А в Гребневе мне с Машей было неплохо. Она ходила к колодцу за водой, приносила дров, топила печь-шведку. Мы пекли часто пироги, в хорошую погоду выводили детей гулять, часто причащали наших четырех младенцев. В магазины мы не ходили, нам все доставляли на машине из Москвы. Пока шла служба, шофер наш обходил магазины и покупал нам продукты. Ему помогала его жена — ловкая, молодая, но некрещеная.
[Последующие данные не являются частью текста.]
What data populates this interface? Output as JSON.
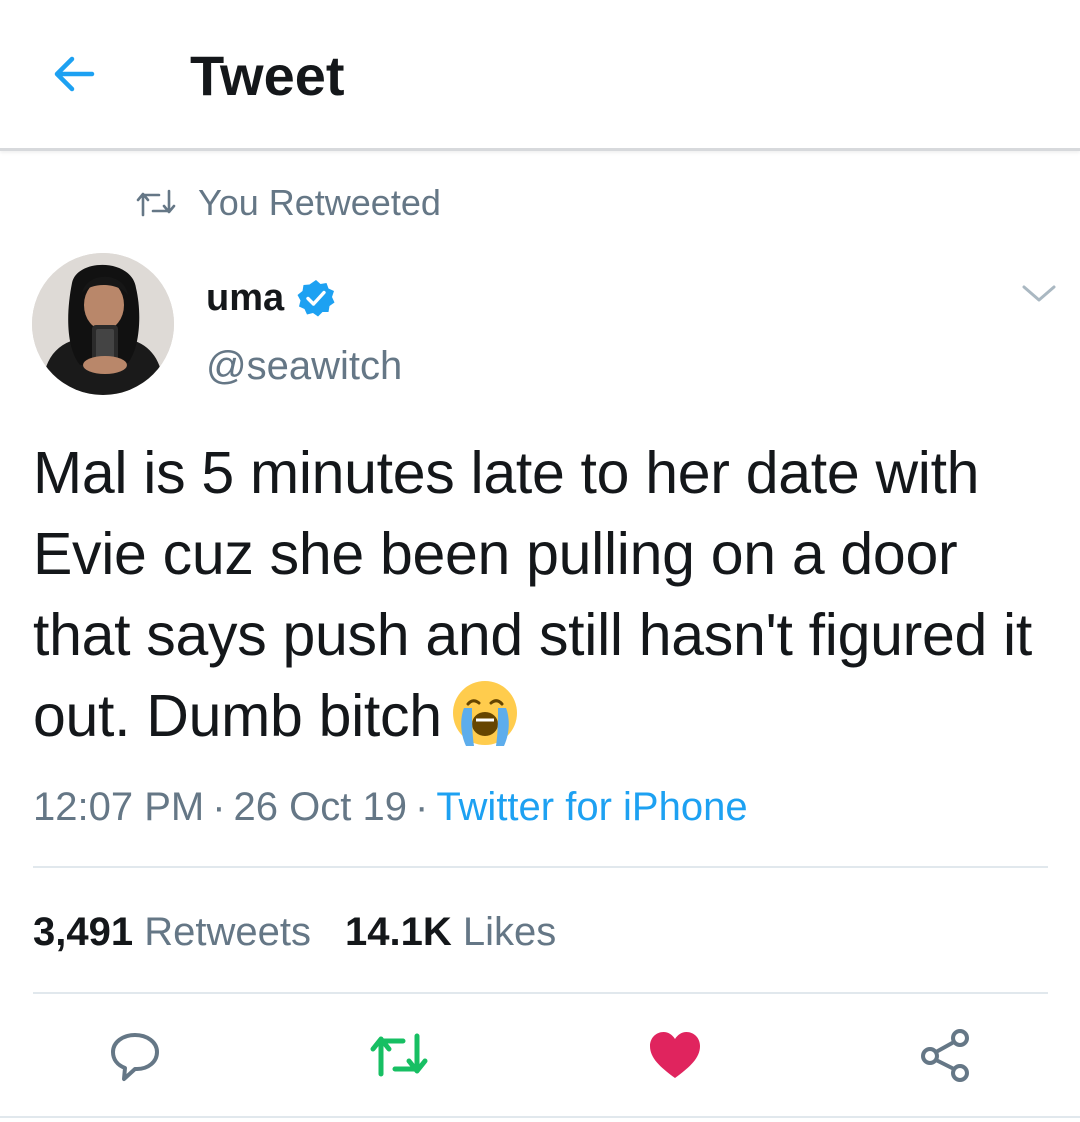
{
  "header": {
    "back_icon": "arrow-left-icon",
    "title": "Tweet"
  },
  "retweet_context": {
    "icon": "retweet-icon",
    "label": "You Retweeted"
  },
  "tweet": {
    "author": {
      "name": "uma",
      "handle": "@seawitch",
      "verified": true
    },
    "text": "Mal is 5 minutes late to her date with Evie cuz she been pulling on a door that says push and still hasn't figured it out. Dumb bitch",
    "emoji": "loudly-crying-face",
    "time": "12:07 PM",
    "date": "26 Oct 19",
    "separator": "·",
    "source": "Twitter for iPhone",
    "retweet_count": "3,491",
    "retweet_label": "Retweets",
    "like_count": "14.1K",
    "like_label": "Likes"
  },
  "actions": [
    {
      "icon": "reply-icon"
    },
    {
      "icon": "retweet-icon",
      "active": true
    },
    {
      "icon": "heart-icon",
      "active": true
    },
    {
      "icon": "share-icon"
    }
  ],
  "colors": {
    "twitter_blue": "#1da1f2",
    "retweet_green": "#17bf63",
    "like_red": "#e0245e",
    "secondary_text": "#657786",
    "primary_text": "#14171a"
  }
}
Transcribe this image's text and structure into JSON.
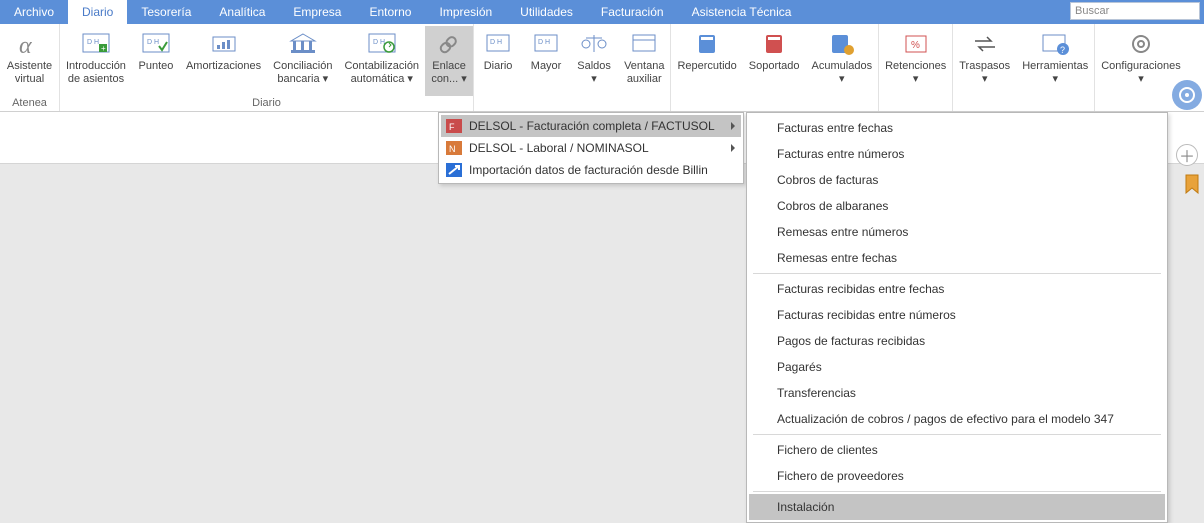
{
  "search_placeholder": "Buscar",
  "tabs": [
    {
      "label": "Archivo"
    },
    {
      "label": "Diario"
    },
    {
      "label": "Tesorería"
    },
    {
      "label": "Analítica"
    },
    {
      "label": "Empresa"
    },
    {
      "label": "Entorno"
    },
    {
      "label": "Impresión"
    },
    {
      "label": "Utilidades"
    },
    {
      "label": "Facturación"
    },
    {
      "label": "Asistencia Técnica"
    }
  ],
  "ribbon": {
    "groups": {
      "atenea": {
        "label": "Atenea",
        "items": {
          "asistente": "Asistente\nvirtual"
        }
      },
      "diario": {
        "label": "Diario",
        "items": {
          "introduccion": "Introducción\nde asientos",
          "punteo": "Punteo",
          "amortizaciones": "Amortizaciones",
          "conciliacion": "Conciliación\nbancaria ▾",
          "contabilizacion": "Contabilización\nautomática ▾",
          "enlace": "Enlace\ncon... ▾"
        }
      },
      "consultas": {
        "diario": "Diario",
        "mayor": "Mayor",
        "saldos": "Saldos\n▾",
        "ventana": "Ventana\nauxiliar"
      },
      "iva": {
        "repercutido": "Repercutido",
        "soportado": "Soportado",
        "acumulados": "Acumulados\n▾"
      },
      "ret": {
        "retenciones": "Retenciones\n▾"
      },
      "utils": {
        "traspasos": "Traspasos\n▾",
        "herramientas": "Herramientas\n▾"
      },
      "config": {
        "configuraciones": "Configuraciones\n▾"
      }
    }
  },
  "submenu1": [
    {
      "label": "DELSOL - Facturación completa / FACTUSOL",
      "icon": "factusol",
      "arrow": true,
      "hovered": true
    },
    {
      "label": "DELSOL - Laboral / NOMINASOL",
      "icon": "nominasol",
      "arrow": true
    },
    {
      "label": "Importación datos de facturación desde Billin",
      "icon": "billin"
    }
  ],
  "submenu2": [
    {
      "label": "Facturas entre fechas"
    },
    {
      "label": "Facturas entre números"
    },
    {
      "label": "Cobros de facturas"
    },
    {
      "label": "Cobros de albaranes"
    },
    {
      "label": "Remesas entre números"
    },
    {
      "label": "Remesas entre fechas"
    },
    {
      "sep": true
    },
    {
      "label": "Facturas recibidas entre fechas"
    },
    {
      "label": "Facturas recibidas entre números"
    },
    {
      "label": "Pagos de facturas recibidas"
    },
    {
      "label": "Pagarés"
    },
    {
      "label": "Transferencias"
    },
    {
      "label": "Actualización de cobros / pagos de efectivo para el modelo 347"
    },
    {
      "sep": true
    },
    {
      "label": "Fichero de clientes"
    },
    {
      "label": "Fichero de proveedores"
    },
    {
      "sep": true
    },
    {
      "label": "Instalación",
      "hovered": true
    }
  ],
  "colors": {
    "accent": "#5b8fd8",
    "menu_hover": "#c4c4c4"
  }
}
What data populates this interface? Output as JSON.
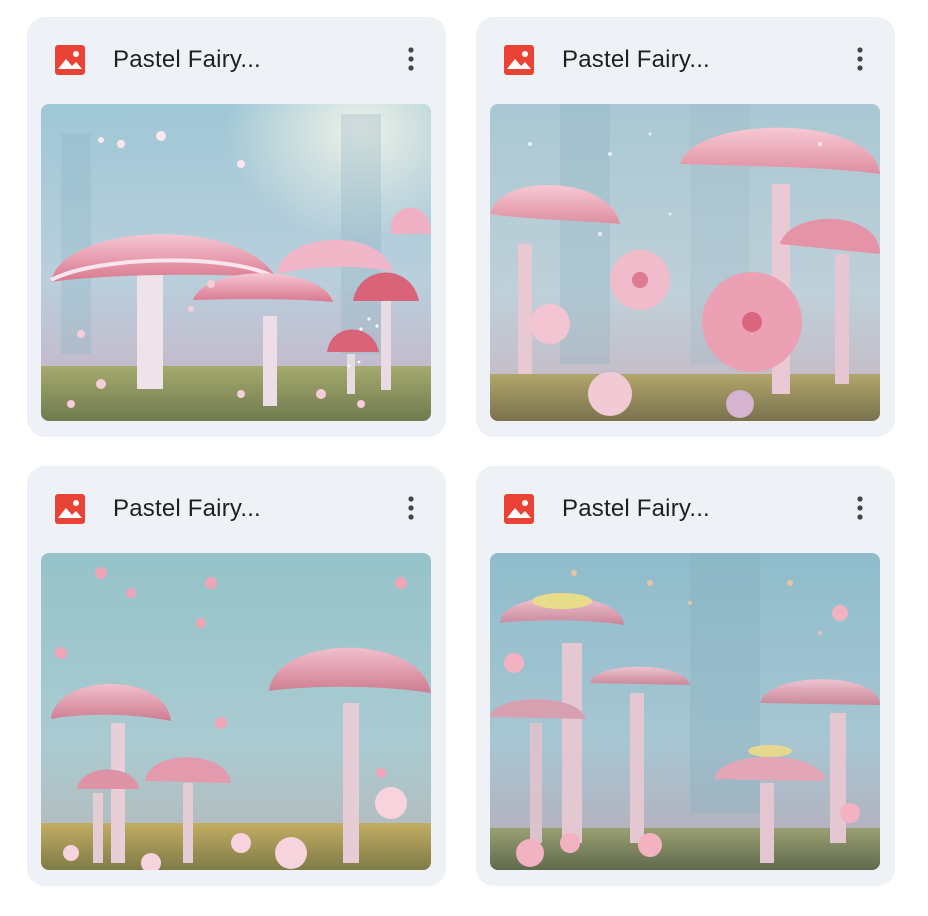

У нее сердце было очень доброе, мы вскоре полюбили ее, как родную. Их ребенок Толька рос все тринадцать лет вместе с нашими детьми. Покладистый и спокойный, Толя нисколько не обременял нас, дети его любили. А уж сколько мне в жизни помогала его мать Ривва (Ревекка) Борисовна, то и не перечислить: она и белье погладит, и детей поможет искупать, и кулич огромный испечет нам на Пасху… Так что, все у нас было отлично, если б не теснота в нашем крохотном домике. Пристройка делилась на кухоньку в восемь метров и комнату в пятнадцать метров. В старом доме только проходная пятиметровая комнатка служила спальней для няни, а дальше в старый дом мы не ходили. Только отец Владимир навещал свою мать, а детей мы старались туда не пускать — боялись, что наслушаются чего-нибудь вредного для души.